I understand why the Federal Government puts such strict limits on spending, but it sure seems like the end result is counter productive. Spending $500 of staff time checking a $300 expense report twice probably made sense when the policy was being written, but when you put real numbers to it the potential recovery just doesn't add up to cost of recovery.

David Simpson, PE
MuleShoe Engineering

Law is the common force organized to act as an obstacle of injustice Frédéric Bastiat
 
David, I hope your son is asking the hotels for their Fed rate instead of just finding motels with cheap normal rate. Many hotels will book at the lower Fed rate if you ask (or find the tiny checkbox/field on their website.)
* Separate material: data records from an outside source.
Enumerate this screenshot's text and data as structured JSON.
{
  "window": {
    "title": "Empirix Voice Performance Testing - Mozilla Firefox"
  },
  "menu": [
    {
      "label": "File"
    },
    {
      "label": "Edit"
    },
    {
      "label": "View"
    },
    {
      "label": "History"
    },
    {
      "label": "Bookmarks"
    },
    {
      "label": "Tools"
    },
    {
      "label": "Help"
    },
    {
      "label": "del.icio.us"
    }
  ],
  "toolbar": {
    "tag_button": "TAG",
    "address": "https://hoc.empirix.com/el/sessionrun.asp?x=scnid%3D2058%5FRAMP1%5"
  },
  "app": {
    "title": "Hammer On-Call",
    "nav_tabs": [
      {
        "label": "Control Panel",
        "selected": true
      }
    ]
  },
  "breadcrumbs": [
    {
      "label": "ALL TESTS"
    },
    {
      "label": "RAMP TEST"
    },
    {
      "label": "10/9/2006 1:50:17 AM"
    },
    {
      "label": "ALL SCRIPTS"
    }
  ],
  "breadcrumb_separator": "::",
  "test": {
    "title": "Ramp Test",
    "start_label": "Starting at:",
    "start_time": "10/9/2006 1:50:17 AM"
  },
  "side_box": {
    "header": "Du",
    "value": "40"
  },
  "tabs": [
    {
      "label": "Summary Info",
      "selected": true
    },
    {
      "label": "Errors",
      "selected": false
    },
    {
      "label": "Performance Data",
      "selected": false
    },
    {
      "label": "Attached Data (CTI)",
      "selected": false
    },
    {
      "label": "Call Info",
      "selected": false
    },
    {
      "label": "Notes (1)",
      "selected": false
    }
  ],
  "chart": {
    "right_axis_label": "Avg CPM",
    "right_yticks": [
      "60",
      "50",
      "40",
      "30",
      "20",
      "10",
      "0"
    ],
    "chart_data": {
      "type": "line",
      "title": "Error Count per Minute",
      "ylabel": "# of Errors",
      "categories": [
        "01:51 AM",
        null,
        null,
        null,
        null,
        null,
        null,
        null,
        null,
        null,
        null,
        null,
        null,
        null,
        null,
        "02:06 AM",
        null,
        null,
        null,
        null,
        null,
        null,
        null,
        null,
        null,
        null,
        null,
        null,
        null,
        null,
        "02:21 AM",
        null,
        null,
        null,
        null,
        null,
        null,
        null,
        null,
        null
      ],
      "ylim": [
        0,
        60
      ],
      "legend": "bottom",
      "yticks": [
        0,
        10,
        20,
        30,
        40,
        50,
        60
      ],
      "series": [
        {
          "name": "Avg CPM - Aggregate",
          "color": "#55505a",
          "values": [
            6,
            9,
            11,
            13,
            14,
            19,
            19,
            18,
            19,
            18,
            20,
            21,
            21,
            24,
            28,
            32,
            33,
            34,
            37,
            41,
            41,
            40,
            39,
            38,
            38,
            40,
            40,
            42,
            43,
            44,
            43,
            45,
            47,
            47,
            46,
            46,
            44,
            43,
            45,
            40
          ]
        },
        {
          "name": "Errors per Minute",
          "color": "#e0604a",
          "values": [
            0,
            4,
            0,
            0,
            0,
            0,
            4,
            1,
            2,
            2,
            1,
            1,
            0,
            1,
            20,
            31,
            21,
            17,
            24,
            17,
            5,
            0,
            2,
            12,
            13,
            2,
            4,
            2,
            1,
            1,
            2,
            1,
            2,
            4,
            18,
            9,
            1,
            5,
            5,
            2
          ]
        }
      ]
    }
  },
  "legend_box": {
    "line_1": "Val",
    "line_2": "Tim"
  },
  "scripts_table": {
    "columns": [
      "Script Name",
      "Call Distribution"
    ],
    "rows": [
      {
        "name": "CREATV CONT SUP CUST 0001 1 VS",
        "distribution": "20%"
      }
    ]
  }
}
I've stayed places where the normal cheapest rate was over $200/night, but paid the Fed rate of ~$85/night.
 
I think he gets an active duty military discount on top of the fed rate, but places like Washington DC or New York City, are just so expensive that the options get limited quickly.

David Simpson, PE
MuleShoe Engineering

Law is the common force organized to act as an obstacle of injustice Frédéric Bastiat
 
This discussion reminds me that where I used to work (notorious as a sweat shop), they did stack inspections. These were 600 foot or so tall stacks at power plants, where you had to ride up in a bosun's chair. Super scary, and you couldn't get me up there. While you were doing this, you got bonus pay (a dollar or so an hour), BUT ONLY WHILE YOU WERE ON THE STACK!!!! They were too cheap to give you the bonus pay for risking your life for the whole day (probably easier for accounting), but only for the three hours you were in that bosun's chair.
 
TOMDOT. I spend hours preparing reciepts and recording them on a spread sheet. The secretary checks them then the boss signs. They then go to accounts and someone ther still sometimes rejects some for arb reasons. How much does that cost??? Well at least they save US$0.50 with a duplicate coke reciept from two seperate shops hours apart. The accountant probably got promoted.